Montenegro, a small Balkan country that unilaterally adopted the euro, is set to launch its own digital currency with the help of U.S.-based blockchain solutions provider Ripple. The Central Bank of Montenegro (CBCG) and Ripple have signed an agreement to collaborate on a strategy and pilot program to launch the country’s central bank digital currency (CBDC), also known as a “national stablecoin”. The move is aimed at digitalising financial services in the country and providing greater financial accessibility for its citizens. The CBCG will work with the Montenegrin government and academia to create a practical and secure digital currency while analysing the associated advantages and risks, including those concerning the protection of end users’ rights and privacy.
Over a hundred nations are currently exploring or developing CBDCs with multiple use cases in mind, including widening financial inclusion and modernising monetary policy, improving payment security and increasing the efficiency of cross-border settlements. Major economies such as China have advanced more than others with its digital yuan project. Trials are underway in over two dozen regions of the People’s Republic and more than 5.5 million merchants and other businesses are participating.
Despite the eurozone developing a digital version of the common currency, Montenegro has decided to start working on its own CBDC. The country is neither a member of the European Union nor of the eurozone but adopted the euro as its de facto legal tender in 2002. President of the European Central Bank (ECB) Christine Lagarde was quoted as stating in March that a digital euro, still in its investigation phase, will have a key role to play in safeguarding Europe’s payment autonomy. However, Montenegro is not in any official agreements with ECB regarding the euro and cannot take part in the process.

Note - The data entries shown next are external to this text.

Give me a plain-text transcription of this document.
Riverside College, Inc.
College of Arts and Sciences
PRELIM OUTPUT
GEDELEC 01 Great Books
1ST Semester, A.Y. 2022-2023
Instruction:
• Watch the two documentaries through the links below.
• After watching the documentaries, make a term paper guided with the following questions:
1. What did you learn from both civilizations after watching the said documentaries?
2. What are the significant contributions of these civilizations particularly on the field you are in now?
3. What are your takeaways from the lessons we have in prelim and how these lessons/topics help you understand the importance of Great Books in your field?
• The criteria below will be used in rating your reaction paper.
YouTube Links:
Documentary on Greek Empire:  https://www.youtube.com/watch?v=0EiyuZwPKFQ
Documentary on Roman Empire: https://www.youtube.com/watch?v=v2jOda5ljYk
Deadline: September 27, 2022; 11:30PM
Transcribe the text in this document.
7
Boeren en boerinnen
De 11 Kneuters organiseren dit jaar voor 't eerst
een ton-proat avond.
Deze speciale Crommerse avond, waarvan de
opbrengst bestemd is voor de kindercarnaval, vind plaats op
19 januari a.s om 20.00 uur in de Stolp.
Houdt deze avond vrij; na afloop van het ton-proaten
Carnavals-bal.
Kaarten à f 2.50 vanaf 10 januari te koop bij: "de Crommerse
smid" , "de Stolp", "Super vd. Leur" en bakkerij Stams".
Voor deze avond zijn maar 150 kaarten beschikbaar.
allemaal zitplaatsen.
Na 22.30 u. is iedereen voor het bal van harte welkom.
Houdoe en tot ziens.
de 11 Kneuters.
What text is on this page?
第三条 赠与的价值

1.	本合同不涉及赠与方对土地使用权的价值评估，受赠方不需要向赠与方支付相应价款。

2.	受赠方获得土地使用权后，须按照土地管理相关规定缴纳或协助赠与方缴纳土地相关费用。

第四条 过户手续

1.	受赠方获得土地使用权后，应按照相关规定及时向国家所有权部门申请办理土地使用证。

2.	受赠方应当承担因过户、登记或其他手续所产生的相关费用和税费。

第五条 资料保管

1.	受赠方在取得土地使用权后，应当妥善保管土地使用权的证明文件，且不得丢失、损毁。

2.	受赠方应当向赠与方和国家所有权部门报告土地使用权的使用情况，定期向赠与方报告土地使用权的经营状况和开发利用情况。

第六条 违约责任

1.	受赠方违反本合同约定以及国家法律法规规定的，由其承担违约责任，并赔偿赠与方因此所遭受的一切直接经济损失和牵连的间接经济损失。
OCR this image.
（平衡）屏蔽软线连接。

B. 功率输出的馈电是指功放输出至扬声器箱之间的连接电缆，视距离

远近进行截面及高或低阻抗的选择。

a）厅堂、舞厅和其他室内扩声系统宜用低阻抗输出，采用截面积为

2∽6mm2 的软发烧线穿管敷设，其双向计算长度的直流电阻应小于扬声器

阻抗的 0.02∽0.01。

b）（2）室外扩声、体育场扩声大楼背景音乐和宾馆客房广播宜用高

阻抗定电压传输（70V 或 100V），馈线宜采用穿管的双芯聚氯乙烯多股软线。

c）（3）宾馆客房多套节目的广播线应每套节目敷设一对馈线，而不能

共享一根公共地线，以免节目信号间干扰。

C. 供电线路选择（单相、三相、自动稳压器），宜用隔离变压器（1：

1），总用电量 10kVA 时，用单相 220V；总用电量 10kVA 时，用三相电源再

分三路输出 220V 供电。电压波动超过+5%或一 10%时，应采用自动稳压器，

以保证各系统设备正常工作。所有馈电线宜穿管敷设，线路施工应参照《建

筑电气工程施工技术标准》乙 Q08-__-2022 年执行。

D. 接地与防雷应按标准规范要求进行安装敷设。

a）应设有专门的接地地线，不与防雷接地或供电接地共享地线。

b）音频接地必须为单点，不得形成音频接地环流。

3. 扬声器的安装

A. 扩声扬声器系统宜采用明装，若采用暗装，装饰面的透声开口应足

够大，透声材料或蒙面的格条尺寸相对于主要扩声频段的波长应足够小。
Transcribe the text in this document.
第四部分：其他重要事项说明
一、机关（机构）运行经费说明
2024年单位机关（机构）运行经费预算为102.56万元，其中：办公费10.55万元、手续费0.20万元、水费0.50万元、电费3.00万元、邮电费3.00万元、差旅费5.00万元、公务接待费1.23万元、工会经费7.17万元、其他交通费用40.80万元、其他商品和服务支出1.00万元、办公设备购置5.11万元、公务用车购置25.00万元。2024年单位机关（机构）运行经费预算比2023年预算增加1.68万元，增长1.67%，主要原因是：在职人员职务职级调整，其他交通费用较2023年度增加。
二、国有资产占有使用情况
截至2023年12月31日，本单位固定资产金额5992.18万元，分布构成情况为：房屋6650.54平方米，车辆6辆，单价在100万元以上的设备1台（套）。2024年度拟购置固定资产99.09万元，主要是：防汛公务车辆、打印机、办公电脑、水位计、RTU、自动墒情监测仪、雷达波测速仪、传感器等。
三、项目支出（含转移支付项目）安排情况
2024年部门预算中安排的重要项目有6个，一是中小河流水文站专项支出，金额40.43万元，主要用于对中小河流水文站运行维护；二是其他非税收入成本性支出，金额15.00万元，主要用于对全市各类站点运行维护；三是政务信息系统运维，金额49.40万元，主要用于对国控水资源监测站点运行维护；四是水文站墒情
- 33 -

Governor Radoje Žugić has assured that the CBCG will collaborate on the CBDC with Ripple and create a practical and secure digital currency. James Wallis, Ripple’s vice president of central bank engagements and CBDCs, added that “The Central Bank of Montenegro is bringing the next level of digital transformation to its financial infrastructure and addressing some of the world’s biggest financial challenges, including financial inclusion.”
The Montenegrin digital currency project is expected to go through several stages, during which the participants want to simulate the coin’s circulation and use under controlled conditions. The CBCG will analyse the associated advantages and risks, including those concerning the protection of end users’ rights and privacy. The project’s aim is to provide greater financial accessibility for Montenegrin citizens and digitalise financial services in the country.
The introduction of the “national stablecoin” will represent another step towards digitalising financial services in the small Balkan country and providing greater financial accessibility for its citizens. The move comes as over a hundred nations are currently exploring or already developing CBDCs with multiple use cases in mind, including widening financial inclusion and modernising monetary policy, improving payment security and increasing the efficiency of cross-border settlements.
It remains to be seen whether Montenegro will issue its CBDC before the digital euro is launched. Nonetheless, the country’s move towards digitalising financial services is a significant step towards financial inclusion and modernisation.